Readers of Thoreau, that Yankee contrarian who insisted that “the swiftest traveller is he that goes afoot,” and that “We do not ride on the railroad, it rides upon us,” will be more than familiar with my musings. Almost every American environmental thinker since the Transcendentalists has decried an estrangement from the landscape wrought by our fixation on profit. But what of it? Should I refuse my medical treatments? Should my high school friends ditch their suits and take up ornithology? Or maybe we in the industrial world should cut to the chase and flagellate ourselves for the original sin of the steam engine. Human life, like ecology, is complex, and the responsibilities that give shape to personal habits and decisions span our families, our communities, our culture, and even history itself. Such a web of connections cannot be dismantled in a day.

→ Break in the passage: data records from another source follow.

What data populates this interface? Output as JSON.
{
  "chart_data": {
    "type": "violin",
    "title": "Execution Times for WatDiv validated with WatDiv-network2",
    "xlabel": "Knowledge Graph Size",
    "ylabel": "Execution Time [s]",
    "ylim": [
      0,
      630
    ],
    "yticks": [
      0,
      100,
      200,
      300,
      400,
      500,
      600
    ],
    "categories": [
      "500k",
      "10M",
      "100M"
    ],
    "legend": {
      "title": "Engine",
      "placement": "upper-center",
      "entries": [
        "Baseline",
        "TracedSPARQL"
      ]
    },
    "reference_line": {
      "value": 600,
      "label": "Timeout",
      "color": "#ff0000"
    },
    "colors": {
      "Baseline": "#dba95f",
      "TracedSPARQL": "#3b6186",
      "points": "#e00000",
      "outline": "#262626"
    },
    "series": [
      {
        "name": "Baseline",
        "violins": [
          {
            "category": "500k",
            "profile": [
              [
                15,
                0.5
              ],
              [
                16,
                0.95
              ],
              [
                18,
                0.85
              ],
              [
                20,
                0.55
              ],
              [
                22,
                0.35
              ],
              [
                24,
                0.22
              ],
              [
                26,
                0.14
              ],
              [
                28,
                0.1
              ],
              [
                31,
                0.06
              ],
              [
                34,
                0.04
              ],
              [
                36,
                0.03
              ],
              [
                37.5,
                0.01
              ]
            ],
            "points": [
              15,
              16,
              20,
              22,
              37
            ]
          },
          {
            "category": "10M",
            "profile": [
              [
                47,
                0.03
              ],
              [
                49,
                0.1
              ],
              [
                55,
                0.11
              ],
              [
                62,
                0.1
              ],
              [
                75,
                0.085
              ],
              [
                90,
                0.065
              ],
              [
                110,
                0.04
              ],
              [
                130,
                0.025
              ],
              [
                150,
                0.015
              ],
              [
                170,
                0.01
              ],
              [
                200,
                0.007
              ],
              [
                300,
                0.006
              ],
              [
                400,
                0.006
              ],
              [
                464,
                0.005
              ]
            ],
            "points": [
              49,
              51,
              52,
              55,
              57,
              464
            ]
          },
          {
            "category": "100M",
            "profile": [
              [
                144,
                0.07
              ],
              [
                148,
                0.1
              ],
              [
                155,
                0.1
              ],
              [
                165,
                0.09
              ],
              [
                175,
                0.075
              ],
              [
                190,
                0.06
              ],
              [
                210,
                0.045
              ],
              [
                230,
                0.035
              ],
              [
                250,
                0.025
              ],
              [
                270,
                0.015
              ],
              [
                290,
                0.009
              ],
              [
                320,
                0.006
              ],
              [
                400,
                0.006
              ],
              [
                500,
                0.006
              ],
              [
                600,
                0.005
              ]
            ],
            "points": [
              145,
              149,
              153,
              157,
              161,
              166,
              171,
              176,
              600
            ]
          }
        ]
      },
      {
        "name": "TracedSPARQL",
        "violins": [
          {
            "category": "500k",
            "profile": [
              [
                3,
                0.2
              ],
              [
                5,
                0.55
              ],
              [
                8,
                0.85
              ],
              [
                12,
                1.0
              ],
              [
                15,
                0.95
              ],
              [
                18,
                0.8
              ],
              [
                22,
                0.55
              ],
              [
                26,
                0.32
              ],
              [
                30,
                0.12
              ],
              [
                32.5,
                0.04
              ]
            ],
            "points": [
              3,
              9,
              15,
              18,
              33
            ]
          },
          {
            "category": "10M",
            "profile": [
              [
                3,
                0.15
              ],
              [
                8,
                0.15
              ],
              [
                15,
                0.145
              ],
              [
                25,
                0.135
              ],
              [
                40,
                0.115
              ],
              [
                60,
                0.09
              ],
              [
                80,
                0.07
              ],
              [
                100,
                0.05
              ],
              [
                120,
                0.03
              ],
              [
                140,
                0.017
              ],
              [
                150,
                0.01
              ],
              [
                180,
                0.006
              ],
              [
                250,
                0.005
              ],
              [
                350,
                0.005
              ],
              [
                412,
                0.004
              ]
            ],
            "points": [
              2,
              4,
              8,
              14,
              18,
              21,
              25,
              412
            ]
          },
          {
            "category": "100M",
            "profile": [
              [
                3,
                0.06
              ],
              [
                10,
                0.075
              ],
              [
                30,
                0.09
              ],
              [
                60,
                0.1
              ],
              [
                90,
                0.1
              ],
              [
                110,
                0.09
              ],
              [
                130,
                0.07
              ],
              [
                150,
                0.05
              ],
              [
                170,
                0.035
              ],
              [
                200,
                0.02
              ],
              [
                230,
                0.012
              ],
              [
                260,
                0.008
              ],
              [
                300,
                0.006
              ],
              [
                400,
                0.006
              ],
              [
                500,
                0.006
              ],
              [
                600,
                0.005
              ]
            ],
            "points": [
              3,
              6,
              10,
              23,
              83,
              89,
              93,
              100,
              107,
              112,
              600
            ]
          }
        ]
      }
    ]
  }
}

So the question remains: if we are committed to reversing our dislocation from the land, what to do when faced with the rigid scaffolding of the status quo? In “Homebound, Once More,” I recount the richness that has been added to my life by exploring the cracks and interrogating the commonplace of Darien, and here I’d like to suggest that such a practice of probing the contours of one’s own locale is a first step towards bridging the divide between our lives and the physical places where we live. Anyone can do this. You don’t need to claim Native American ancestry or live sixty miles from the nearest post office to forge a deep connection with stone and water. Learn to identify the shrubs growing in the abandoned lot down the road. Spread out a blanket at the nearest park and observe the birds, insects, and people coming to life on a sunny day. Or marvel at the way the roots of a mature oak will chew up and mangle a neglected stretch of sidewalk. If Sylvester Manor on Shelter Island teaches us about acknowledging and rectifying the injustices of history, and the Mohawk people of St. Lawrence Valley offer a model for commitment to a single landscape through centuries of dispossession, then a study of Darien suggests that a re-enchantment with the wider world is possible in the most unassuming of places. Thoreau famously found spiritual correspondence in the thawing sand of a railroad embankment, and we can do the same if we look hard enough.